The source of my information: National Public Radio, leftaintheft. Now you, you wouldn't appear to have any source at all, would you?
"There used to be a time when supporting American companies was considered patriotic in this conutry. I see that your ilk would rather support foriegn corporate interests."
You really are a most stupidly presumptuous touchhole, aren't you? I happen to oppose NAFTA and here and elsewhere have consistently criticised the outsourcing of American jobs overseas. But, unlike a schmuck like you, I'm discerning enough to sense when some poseur is draping himself in the flag out of self-interest the way the GM and the UAW have. We have tons of that kind of ca-ca around here, a GM dealer who's forever on the air telling us he's "American and proud of it". These assertions have nothing whatsoever to do with his business interests, of course. That why he paid for the commercials.
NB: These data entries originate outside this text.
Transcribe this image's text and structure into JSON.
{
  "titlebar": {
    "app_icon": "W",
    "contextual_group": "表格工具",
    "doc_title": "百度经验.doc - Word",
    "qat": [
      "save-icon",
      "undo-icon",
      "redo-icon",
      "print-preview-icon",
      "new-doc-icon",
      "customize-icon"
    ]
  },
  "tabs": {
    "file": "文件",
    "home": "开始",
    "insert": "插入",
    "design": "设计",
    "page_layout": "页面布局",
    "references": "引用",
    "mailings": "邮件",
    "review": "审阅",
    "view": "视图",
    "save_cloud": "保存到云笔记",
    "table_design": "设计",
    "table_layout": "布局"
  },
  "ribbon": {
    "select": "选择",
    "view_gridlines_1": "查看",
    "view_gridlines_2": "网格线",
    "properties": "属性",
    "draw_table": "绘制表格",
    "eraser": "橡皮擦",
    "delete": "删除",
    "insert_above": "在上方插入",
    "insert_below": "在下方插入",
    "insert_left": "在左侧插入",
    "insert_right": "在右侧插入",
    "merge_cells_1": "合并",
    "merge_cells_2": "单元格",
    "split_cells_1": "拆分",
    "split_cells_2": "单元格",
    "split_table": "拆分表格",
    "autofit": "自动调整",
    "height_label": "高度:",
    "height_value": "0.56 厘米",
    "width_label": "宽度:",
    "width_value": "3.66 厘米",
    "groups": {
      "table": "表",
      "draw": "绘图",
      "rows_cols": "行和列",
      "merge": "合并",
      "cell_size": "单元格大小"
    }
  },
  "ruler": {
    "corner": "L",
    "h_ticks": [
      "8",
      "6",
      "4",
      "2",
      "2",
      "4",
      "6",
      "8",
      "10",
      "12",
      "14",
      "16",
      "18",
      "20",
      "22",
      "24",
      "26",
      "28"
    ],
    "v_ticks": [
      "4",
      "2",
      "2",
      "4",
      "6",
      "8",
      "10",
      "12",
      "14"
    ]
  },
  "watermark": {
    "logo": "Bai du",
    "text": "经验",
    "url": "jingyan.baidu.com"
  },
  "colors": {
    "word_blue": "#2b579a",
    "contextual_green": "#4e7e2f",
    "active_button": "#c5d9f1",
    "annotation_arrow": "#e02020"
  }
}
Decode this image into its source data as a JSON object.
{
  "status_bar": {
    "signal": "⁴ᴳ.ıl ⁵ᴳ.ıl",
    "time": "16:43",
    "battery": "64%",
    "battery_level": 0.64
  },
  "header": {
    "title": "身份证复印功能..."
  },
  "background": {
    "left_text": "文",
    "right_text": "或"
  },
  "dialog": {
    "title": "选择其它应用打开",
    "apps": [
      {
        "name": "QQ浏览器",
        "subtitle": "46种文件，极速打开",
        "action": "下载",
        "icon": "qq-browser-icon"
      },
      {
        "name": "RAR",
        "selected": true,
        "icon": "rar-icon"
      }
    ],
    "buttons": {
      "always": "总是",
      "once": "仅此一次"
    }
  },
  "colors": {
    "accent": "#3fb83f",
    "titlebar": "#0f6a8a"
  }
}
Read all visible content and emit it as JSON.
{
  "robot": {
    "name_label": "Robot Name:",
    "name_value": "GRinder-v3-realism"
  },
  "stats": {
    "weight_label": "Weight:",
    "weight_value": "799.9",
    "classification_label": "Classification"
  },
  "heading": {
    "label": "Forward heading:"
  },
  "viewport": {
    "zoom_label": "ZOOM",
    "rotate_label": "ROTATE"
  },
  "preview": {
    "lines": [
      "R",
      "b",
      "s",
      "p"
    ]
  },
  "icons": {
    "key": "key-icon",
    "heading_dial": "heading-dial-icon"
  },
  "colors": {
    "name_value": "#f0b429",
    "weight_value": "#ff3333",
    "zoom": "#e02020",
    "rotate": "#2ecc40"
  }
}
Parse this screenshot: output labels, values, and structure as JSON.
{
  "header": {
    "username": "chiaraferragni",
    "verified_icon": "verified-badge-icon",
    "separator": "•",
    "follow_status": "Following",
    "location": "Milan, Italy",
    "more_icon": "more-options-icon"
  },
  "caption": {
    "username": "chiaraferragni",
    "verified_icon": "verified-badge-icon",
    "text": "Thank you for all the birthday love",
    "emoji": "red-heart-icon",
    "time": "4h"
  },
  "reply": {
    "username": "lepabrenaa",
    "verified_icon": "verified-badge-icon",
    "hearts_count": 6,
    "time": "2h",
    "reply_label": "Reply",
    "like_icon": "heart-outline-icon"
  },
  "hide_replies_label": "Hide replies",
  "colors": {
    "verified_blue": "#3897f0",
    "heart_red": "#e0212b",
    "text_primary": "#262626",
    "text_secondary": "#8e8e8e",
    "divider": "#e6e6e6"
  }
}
The patriots I've known DO patriotism, they don't just talk or post on blogs about it, putz. Typically its others that point to their patriotism, not themselves. So here's a suggestion for you, putz: Take your phoney moralizing and stick it where the moon don't shine.
Posted by john lowell at 12/23/2008 @ 01:28am
Posted by john lowell at 12/22/2008 @ 7:01pm | ignore this person | warn this person
Gee, John. It seems like my comments struck a raw nerve. If you got your facts from NPR you did not listen very hard. Lillian's comment is a far more accurate analysis. Now, as far as your put-downs,creative use of yiddish words, and thoughts of anally inserting my statements as falsely moral, try to keep it civil it is the holidays after all.
Perhaps the solutions to these problems would be Americans coming together and solving our problems together, not placing the blame on the workers. Anyway since I heard Sens. Shelby and Corker spout that quasi-fact I've been a bit piqued. Sorry if I took that out on you. Peace.
Posted by Rightaintbright at 12/23/2008 @ 06:56am
how much do japanese auto workers make in Japan?
about the same as UAW workers make here. far more than americans working in japanese owned factories here.
Posted by emile duBois at 12/23/2008 @ 09:02am
Ahhhh, the joys of the simple life. Those darn CEOs and their extravagances should be ashamed!
The United Autoworkers Union, which had a total net worth of $1.2 billion in 2007, owns a $27 million resort and conference center that features a $6 million upscale golf course, according to financial statements on file with the U.S. Department of Labor. ...
....Accommodations at the resort cost $92 a night for a single room and $106 a night for a double. Full-service condos are available costing $180 for a two-bedroom and $275 for a three-bedroom unit. Posted by comanchenation
What a joke. $27 million? $92 per night? No Wall St. CEO would even stay at such pedestrian accomodations. Why should they be ashamed at owning a $27 million property? As far as Hotel costs, this is not extravagant.
Also, The golf course is open to the public. I'm sure Wall St. CEOs play on publlic courses all the time.